CNBC Contributor: Media Was Unwitting Accomplice in Madoff Scandal
Is it possible the financial media played a role in facilitating the alleged $50 billion Bernard Madoff Ponzi scheme? An interesting theory by Jon Najarian, CNBC analyst and cofounder of optionMONSTER, contends that they very well may have unwittingly done just that. Madoff, he believes, used media publicity to lure investors to his scheme.
As Najarian explained on CNBC’s Dec. 22 “Fast Money,” Madoff got his reputation on Wall Street in the payment for order flow business. That’s when a brokerage firm receives a payment as compensation for directing the order to the different parties that can execute the order at a lower cost.
“First of all you needed something that was very credible, because what he started off with was very credible,” Najarian said. “As we both know, Dylan, he was in the payment for order flow business before anybody else. That meant folks that he was buying on the bid and selling on the offer back when the spread on NASDAQ stocks was 50 cents wide.”
For years, Madoff was successful in the payment for order flow business. But, as Najarian and “Fast Money” host Dylan Ratigan pointed out, as stocks made the transition from fractions to decimals – the decimalization of the exchanges – the payment for order flow business became less lucrative.

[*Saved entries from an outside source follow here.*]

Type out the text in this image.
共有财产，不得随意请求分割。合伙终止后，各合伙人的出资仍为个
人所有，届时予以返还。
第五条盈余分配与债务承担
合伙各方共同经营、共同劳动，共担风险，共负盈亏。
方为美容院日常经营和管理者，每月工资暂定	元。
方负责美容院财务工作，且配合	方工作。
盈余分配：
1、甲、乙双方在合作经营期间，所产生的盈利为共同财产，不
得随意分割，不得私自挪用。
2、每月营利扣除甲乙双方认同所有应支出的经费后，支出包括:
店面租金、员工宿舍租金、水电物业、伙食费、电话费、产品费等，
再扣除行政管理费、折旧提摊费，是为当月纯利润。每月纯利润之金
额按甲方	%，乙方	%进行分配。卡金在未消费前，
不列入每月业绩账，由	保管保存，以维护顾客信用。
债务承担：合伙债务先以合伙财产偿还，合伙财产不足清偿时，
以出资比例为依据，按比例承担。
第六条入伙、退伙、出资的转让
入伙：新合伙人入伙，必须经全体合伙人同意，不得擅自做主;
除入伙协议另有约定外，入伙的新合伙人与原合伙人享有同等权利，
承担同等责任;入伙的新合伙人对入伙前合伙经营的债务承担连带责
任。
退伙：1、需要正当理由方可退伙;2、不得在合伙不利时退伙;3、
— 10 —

“So, this runs for years and years,” Najarian explained. “You stay quiet about it, you zip your lip, you make as much as you can and then when it runs out gas, Dylan … now the spigots are being turned off. And now perhaps you’re starting to feel the pinch. You know, the collar’s getting a little tight – so what do you do? You go to the press.”

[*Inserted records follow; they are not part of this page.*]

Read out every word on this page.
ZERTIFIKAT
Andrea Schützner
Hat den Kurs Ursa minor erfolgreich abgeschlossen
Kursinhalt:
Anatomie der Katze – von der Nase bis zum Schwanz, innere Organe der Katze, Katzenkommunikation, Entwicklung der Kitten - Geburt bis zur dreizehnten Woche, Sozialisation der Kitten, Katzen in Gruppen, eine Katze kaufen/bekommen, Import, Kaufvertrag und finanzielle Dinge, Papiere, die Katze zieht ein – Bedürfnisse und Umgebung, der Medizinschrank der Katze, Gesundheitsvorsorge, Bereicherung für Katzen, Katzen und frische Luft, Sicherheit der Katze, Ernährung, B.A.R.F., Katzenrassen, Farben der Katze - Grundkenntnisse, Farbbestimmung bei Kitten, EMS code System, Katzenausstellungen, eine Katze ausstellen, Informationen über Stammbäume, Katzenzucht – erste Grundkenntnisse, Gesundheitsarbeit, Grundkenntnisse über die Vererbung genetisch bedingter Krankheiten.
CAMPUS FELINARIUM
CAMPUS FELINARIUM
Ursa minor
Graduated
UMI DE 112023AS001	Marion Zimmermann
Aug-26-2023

According to Najarian it made sense for Madoff to start generating press to attract investors.
“What I did over the past week is that I was looking up articles for when was the first time Bernie started showing up in the press?” Najarian said. “And if I’m right and it was the late 80s – that’s when I’d say, just using my forensic hat, that’s when I’d say he was likely to have started this Ponzi.”
Najarian was correct about Madoff’s earliest appearances in the media, as the results from a Nexis search reveal. And he started showing up prominently in mainstream media around the time the payment for order flow practice started receiving regulatory scrutiny from lawmakers. Madoff was a defender of the practice and was cited in a May 16, 1993 Associated Press story, “Paying for Stock Orders: Bribery or Competitive Edge?”
Madoff then appeared in some prominent magazine articles. Ironically, he was featured in a 1999Forbes magazine article about the rise of the online trader and the prelude to the dot.com bubble. “The problem is, there is no buffer between the customer and his own tools of self-destruction,” Madoff said in the Jan. 25, 1999 issue of Forbes.
Madoff’s media appearances increased throughout the 1990s and into this decade. Najarian claimed that was an effort by Madoff to draw more attention to himself.
“Because then you can bring the suckers to you,” Najarian said. “In other words, if I go to the press – I’m not going to go to the press when I can still make 50-cent wide spreads, but as those margins get eroded and as everybody else gets into this business, which we both know they did – everybody on Wall Street was in the payment for order flow business, buying order flow from customers because they said I’m faster than them and I can trade on the bid/ask spread – if everybody gets into that business all of a sudden he can’t make enough money to pay the first investors.”
Nexis shows Madoff made three appearances in The Economists, twice each in Forbes and Fortune and once in BusinessWeek during the 1990s.
“So now he needs to go out and get additional investors,” Najarian explained. “You get press from Forbes, you get it from Barron’s, you get it from Fortune and all the rest, and they come to you. And now you can say, ‘Hey, I’m sort of full. Maybe I can take a little. That’s I say – I don’t know these for facts, but I say the writing is on the wall.”